Сандро попытался отбросить размышления в сторону. Не стоило забивать голову ерундой – есть более важные дела, чем какие-то там… пророчества. Сандро убеждал себя, что ему приснился сон, всего лишь сон, и ничего более. Сон, который не имеет ничего общего с явью. Но… Сон, сон, сон… он не выходил из головы, как бы Сандро ни пытался, сколь бы ни уверял себя в бесплодности воображения. Немаловажный факт, что ему уже пять лет не снились сны, лишний раз заставлял задуматься… Сон… а не видение ли? Нет! Нет. Он не имеет ничего общего с Видящими и их видениям, с лживыми пророчествами и глупой верой в Созидательницу. Ни он, ни его мать. Ему приснился сон! Ведь не может быть иначе?

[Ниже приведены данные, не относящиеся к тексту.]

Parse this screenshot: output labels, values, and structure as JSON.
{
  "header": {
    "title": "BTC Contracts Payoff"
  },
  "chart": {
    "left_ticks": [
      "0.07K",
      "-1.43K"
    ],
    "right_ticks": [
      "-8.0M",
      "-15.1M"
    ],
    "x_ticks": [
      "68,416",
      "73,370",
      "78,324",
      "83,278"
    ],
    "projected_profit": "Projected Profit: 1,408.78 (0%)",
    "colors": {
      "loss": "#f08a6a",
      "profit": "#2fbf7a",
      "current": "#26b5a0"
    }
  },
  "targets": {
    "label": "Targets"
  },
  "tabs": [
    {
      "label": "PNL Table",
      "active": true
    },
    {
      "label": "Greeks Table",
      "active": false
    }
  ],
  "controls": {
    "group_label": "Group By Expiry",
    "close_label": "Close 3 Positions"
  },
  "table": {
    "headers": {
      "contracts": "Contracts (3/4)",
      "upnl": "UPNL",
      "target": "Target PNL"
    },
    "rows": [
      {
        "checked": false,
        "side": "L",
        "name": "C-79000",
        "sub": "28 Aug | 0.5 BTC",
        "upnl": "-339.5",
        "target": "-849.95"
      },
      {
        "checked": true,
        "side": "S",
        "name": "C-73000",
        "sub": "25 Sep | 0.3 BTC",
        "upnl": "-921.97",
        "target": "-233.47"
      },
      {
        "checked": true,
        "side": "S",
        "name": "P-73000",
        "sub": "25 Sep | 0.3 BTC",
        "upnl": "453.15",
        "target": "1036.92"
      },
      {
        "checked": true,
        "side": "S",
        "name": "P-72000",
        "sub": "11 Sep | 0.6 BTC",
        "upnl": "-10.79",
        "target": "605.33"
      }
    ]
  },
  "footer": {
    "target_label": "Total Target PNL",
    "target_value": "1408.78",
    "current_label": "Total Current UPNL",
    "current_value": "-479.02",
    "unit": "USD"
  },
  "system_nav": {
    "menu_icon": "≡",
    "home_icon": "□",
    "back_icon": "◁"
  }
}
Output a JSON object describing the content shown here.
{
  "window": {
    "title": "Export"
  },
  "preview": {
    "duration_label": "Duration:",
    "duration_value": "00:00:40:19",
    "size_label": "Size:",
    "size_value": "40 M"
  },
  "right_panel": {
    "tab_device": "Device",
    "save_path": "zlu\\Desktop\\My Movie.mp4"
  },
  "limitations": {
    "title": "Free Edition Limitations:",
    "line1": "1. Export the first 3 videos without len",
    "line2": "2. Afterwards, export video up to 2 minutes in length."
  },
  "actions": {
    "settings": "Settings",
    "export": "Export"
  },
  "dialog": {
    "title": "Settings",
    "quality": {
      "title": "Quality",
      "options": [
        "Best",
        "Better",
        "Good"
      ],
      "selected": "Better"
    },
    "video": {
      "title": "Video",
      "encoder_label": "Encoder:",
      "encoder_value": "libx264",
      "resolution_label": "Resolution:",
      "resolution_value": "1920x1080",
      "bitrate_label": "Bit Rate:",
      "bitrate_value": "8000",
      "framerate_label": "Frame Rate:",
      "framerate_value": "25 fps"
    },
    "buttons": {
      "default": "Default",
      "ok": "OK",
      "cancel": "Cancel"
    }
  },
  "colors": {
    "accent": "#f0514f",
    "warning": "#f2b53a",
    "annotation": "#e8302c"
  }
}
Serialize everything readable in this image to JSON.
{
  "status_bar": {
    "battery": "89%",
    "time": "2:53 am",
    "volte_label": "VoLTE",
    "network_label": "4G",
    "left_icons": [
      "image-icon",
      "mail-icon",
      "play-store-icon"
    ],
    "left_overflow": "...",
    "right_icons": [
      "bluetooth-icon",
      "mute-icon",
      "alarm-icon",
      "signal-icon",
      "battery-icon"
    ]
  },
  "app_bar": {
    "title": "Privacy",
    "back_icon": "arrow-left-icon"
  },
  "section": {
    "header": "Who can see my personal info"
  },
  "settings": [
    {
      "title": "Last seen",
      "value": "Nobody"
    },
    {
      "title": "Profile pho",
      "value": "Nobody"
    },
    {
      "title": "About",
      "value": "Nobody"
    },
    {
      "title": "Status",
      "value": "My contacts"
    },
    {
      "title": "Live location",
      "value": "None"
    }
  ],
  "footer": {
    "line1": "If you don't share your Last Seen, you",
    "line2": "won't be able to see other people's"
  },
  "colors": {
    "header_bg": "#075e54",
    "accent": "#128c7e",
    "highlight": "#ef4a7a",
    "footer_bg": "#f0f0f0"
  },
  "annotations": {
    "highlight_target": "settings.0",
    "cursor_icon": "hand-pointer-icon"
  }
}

Сандро резко вскочил на ноги, только сейчас опомнившись, что лежит на холодном каменном полу у храма Сераписа. Подобрал с разбитой мозаики посох и быстрым шагом помчался в Бленхейм. Он должен – обязан – разобраться во всем случившемся, и только один человек – дух – способен ему в этом помочь: только Трисмегисту он доверял настолько, чтобы рассказать о своем видении… о своем сне. Трисмегист мудр и сможет открыть Сандро глаза, должен смочь.